Article 6c: Cyber-dehumanization: Violent videogame play diminishes our humanity (Bastian et al., 2012) Flashcards
1
Q
Background
A
This article looked at how playing violent video games diminish our perception of our OWN human qualities and the human qualities of our TARGETS.
2
Q
Design of the study
A
- Study 1: Playing Mortal Combat against another player reduces the perceived humanity of the self and the opponent.
- Study 2: there was no dehumanisation found of the co-player (when they were not the target of the violence).

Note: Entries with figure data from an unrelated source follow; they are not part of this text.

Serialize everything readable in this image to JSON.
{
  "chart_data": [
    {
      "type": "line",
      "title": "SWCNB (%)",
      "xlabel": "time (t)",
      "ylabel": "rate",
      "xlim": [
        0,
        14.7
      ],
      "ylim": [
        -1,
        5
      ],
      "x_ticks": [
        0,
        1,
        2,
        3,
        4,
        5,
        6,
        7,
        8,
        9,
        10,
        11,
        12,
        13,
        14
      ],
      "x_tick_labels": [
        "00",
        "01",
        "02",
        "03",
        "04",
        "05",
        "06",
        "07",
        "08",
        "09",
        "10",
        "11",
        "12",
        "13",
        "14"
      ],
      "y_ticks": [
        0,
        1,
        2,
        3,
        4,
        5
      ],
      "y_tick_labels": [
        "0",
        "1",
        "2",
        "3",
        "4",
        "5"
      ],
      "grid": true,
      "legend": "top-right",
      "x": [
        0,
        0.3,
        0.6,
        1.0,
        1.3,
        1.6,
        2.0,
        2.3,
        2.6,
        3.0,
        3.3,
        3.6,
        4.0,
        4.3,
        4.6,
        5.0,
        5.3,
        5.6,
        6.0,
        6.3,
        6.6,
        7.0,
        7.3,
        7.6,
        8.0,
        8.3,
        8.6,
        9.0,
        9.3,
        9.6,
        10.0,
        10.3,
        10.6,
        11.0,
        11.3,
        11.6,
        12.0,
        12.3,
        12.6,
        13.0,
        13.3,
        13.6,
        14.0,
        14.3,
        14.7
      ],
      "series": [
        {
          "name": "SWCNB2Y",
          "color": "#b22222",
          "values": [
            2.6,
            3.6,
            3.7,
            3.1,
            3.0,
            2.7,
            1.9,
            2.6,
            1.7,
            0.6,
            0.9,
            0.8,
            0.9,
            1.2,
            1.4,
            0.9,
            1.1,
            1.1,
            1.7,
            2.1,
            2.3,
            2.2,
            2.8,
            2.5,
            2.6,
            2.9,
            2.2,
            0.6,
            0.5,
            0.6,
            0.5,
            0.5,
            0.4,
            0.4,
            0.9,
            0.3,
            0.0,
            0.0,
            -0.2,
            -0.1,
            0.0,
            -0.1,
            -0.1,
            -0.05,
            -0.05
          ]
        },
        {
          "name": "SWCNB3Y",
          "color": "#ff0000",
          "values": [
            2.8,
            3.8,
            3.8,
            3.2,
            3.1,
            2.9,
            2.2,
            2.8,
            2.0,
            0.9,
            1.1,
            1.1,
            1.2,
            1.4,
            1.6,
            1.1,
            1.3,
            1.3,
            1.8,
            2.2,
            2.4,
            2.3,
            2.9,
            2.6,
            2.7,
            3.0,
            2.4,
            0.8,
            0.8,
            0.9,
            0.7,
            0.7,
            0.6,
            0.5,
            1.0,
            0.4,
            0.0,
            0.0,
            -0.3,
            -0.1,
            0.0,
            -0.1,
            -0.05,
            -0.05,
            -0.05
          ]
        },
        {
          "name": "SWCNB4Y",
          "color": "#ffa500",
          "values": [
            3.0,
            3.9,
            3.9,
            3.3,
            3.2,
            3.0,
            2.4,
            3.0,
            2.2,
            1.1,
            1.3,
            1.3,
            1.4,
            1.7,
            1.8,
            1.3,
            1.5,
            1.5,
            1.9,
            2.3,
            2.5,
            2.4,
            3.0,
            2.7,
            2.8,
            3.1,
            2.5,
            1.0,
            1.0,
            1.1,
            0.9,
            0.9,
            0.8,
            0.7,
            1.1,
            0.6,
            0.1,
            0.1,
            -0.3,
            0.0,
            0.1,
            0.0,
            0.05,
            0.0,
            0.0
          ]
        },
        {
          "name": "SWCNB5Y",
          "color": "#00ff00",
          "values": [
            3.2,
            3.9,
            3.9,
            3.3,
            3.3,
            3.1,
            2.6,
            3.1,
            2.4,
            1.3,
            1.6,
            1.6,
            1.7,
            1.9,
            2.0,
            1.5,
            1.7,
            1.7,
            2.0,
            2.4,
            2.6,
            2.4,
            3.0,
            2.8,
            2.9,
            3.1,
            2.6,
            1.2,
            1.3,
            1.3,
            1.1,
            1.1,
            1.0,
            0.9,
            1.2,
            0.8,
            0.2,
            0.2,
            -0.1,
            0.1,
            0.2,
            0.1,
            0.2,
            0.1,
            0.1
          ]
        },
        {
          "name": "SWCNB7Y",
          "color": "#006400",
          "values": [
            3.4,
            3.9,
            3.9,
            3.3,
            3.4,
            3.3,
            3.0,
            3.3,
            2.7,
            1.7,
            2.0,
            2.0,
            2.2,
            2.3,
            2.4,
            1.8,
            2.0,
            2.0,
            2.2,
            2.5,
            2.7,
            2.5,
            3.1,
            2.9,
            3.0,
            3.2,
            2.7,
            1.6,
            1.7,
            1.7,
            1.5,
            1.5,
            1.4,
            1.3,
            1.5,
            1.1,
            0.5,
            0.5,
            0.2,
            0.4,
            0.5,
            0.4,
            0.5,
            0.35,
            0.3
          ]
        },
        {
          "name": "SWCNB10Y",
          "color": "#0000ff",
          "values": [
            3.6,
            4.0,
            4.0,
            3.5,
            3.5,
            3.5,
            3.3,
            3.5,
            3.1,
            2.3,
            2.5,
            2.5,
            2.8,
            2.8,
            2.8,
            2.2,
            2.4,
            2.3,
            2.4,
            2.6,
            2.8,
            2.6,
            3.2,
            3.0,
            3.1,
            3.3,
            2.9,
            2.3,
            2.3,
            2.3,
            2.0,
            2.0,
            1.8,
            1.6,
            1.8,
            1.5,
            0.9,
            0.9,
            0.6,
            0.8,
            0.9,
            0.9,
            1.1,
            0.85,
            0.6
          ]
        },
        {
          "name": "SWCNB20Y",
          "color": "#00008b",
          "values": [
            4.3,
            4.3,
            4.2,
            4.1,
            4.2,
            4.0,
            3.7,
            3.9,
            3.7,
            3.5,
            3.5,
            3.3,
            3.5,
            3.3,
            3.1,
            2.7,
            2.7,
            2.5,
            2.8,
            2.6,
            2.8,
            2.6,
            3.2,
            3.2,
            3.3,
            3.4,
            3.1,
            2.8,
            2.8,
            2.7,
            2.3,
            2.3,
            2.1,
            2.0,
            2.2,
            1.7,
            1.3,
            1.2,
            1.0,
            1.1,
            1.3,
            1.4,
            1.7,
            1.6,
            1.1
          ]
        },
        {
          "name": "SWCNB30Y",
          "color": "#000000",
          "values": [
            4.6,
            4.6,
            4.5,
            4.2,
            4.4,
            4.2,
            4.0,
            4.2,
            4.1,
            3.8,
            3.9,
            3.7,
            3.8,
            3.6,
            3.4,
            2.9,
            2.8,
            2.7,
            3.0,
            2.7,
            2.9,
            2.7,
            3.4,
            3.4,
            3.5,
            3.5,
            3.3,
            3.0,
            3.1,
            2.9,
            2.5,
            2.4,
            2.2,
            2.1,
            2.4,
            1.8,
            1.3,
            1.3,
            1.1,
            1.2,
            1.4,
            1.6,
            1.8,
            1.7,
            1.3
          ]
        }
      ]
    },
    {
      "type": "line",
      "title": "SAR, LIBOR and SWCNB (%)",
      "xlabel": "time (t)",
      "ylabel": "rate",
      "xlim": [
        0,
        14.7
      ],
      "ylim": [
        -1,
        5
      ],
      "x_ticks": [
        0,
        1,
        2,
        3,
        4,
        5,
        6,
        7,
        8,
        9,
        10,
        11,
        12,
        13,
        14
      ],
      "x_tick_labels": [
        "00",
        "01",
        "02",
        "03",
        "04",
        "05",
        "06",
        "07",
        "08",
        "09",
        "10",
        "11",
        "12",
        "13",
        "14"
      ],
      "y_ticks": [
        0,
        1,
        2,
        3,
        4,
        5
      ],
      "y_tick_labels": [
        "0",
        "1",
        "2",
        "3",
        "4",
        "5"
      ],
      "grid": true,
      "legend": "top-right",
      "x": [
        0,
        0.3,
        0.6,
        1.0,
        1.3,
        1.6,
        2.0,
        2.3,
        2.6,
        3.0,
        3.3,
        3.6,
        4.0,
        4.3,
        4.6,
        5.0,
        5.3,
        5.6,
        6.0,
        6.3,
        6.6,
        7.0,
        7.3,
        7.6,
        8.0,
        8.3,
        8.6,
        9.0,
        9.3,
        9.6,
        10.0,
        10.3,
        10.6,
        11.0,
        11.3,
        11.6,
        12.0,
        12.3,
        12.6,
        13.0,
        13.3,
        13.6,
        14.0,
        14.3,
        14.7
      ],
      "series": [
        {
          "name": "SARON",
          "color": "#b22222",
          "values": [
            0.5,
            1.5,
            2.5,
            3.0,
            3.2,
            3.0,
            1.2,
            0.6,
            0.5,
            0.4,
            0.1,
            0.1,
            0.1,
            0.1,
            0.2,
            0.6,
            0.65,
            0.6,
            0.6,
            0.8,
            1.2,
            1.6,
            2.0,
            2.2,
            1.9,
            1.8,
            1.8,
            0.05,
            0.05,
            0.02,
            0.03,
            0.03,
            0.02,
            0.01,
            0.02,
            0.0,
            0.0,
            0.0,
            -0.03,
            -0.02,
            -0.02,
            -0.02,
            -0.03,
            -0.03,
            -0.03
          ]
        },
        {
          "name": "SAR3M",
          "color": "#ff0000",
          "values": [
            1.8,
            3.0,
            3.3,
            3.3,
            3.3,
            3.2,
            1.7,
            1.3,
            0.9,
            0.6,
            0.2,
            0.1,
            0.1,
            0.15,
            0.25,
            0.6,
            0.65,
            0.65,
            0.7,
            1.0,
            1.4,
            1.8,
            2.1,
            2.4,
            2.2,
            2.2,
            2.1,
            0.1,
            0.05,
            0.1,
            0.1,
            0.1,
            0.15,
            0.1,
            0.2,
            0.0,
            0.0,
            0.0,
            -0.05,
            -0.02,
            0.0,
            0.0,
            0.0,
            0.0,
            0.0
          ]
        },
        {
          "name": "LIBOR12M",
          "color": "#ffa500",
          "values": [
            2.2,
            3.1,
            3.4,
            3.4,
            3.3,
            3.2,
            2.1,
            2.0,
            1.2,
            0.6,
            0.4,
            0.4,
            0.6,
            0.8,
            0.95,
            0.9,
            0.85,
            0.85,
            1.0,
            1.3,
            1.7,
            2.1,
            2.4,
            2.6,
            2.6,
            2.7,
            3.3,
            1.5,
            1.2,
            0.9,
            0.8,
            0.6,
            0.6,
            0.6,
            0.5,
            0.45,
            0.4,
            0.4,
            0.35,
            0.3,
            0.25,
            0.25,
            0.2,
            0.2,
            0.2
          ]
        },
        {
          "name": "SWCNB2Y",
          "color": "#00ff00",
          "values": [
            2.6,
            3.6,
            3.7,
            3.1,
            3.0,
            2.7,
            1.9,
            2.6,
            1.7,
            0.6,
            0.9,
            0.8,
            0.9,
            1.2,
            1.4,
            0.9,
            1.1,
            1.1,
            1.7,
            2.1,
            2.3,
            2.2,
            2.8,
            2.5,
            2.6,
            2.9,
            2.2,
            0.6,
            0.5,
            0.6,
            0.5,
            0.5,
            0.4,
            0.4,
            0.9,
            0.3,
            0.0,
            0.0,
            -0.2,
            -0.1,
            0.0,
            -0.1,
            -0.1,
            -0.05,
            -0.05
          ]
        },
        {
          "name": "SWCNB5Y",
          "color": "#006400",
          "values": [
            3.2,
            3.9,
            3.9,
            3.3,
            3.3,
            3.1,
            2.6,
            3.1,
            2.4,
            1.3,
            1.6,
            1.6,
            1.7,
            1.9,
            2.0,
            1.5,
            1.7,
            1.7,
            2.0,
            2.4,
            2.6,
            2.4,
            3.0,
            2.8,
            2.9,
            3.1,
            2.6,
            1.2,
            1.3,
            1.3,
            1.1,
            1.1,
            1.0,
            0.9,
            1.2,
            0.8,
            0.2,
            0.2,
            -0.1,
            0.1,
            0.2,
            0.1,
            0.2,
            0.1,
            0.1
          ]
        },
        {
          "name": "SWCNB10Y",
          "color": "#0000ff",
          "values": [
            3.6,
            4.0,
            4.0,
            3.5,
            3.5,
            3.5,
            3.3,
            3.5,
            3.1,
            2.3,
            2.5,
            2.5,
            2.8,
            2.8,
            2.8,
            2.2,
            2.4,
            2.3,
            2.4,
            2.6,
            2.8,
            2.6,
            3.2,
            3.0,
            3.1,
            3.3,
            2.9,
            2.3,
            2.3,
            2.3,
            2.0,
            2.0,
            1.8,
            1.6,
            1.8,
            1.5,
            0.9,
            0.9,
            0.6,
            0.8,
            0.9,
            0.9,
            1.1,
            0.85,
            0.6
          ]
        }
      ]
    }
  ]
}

This can not be attributed to mood, age, gender, enjoyableness, excitement or frustration (these variables were all added to the ANOVA).
3
Q
Self-perception theory
A
People infer their internal attributes form observation of their own behaviour. Observing one’s own aggressive behaviour may have more pervasive (unwelcome) effects on our self-perception than only increased aggression: it may also lead to perception of the self as less human.
4
Q
Results
A
- Players feel less human when engaging in gratuitous violence (violence for the sake of being violent) in video games compared to non-violent video games.
- This self-dehumanisation extends to how players perceive their opponents, but only in adversarial contexts, not in cooperative ones.
- Video game violence contributed to reduced empathy, increased aggression and desensitising to suffering.